Plus savings rate > returns. :D

This. On a short enough timeline, like with the hypothetical investor discussed by skyrefuge, savings rate is king. That's one of the things I loved about Jacob at ERE - he basically assumed no return during accumulation. He said that you can spend your non-working time in the future to learn about investing and pick the right opportunities. Do I use that approach? No, but my accumulation phase is already almost twice as long as his and will probably end up being 3-4x longer.

That being said, skyrefuge, I completely agree that the scenario you mentioned can really affect someone's psyche. It also could delay FIRE a bit, but if the person mentioned is truly concerned with FI and hits a bad recession, I think she will buckle down and save more. I know tons of people who kept their good jobs in 08-09 but had far less superfluous spending due to the carnage around them and in their portfolios.

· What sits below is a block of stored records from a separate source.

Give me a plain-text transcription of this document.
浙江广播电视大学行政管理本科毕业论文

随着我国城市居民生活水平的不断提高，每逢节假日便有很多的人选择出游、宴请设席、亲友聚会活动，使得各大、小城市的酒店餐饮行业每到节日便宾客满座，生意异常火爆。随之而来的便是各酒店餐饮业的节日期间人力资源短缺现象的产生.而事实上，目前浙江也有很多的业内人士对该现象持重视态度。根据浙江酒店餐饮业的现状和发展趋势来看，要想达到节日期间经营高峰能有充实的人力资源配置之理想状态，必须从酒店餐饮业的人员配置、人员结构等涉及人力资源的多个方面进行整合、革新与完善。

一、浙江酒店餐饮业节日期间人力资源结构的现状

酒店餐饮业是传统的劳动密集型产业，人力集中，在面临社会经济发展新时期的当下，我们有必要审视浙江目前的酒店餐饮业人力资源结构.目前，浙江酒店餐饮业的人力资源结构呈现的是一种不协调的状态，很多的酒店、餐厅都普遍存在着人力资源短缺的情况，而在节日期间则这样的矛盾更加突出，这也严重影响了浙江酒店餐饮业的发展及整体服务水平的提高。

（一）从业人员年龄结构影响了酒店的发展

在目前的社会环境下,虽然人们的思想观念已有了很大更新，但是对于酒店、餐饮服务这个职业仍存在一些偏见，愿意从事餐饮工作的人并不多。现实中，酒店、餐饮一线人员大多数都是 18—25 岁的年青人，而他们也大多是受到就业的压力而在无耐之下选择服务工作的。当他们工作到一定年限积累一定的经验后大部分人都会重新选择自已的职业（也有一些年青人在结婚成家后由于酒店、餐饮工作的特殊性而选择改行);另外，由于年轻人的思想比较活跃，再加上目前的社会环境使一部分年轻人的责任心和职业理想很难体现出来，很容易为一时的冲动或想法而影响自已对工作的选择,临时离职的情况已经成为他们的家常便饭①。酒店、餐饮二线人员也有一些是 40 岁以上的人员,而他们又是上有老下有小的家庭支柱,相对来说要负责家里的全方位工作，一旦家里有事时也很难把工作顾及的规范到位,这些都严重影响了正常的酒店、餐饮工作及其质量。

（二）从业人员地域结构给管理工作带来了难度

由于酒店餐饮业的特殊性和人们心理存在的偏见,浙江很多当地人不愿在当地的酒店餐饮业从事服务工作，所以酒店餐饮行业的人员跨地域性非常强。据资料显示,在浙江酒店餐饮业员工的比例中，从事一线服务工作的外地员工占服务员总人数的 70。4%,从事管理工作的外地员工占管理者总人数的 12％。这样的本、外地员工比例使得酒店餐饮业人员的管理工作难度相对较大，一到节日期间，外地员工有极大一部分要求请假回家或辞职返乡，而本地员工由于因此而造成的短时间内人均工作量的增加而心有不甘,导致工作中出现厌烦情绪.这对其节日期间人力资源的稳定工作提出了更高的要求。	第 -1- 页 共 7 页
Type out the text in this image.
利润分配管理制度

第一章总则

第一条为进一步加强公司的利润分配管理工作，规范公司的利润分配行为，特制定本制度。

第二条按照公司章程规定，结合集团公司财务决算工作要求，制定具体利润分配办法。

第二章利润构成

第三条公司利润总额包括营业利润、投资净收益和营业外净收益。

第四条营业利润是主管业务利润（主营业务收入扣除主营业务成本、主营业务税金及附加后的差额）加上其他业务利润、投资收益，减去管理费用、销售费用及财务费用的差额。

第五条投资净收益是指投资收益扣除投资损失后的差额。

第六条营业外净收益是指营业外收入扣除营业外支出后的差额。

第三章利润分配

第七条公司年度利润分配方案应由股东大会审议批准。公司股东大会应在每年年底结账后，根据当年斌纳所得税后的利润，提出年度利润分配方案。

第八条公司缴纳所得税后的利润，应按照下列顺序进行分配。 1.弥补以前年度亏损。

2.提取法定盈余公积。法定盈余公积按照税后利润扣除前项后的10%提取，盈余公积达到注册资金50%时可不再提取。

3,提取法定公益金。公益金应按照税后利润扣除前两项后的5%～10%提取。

I wouldn't be surprised if many people could up their savings rates by 5-10% in such a scenario, which would undo much of the damage of a really bad market.

I guess the exception would be if you have a really long accumulation phase, ie standard working career. If you're trying to get to 1MM and you're doing it over 30 years, well, a recession in year 35 is going to hurt since your savings rate was never the primary driver of your portfolio.

tl;dr Mustachians should be fine in such a scenario if (and it is a big if) they can keep their heads.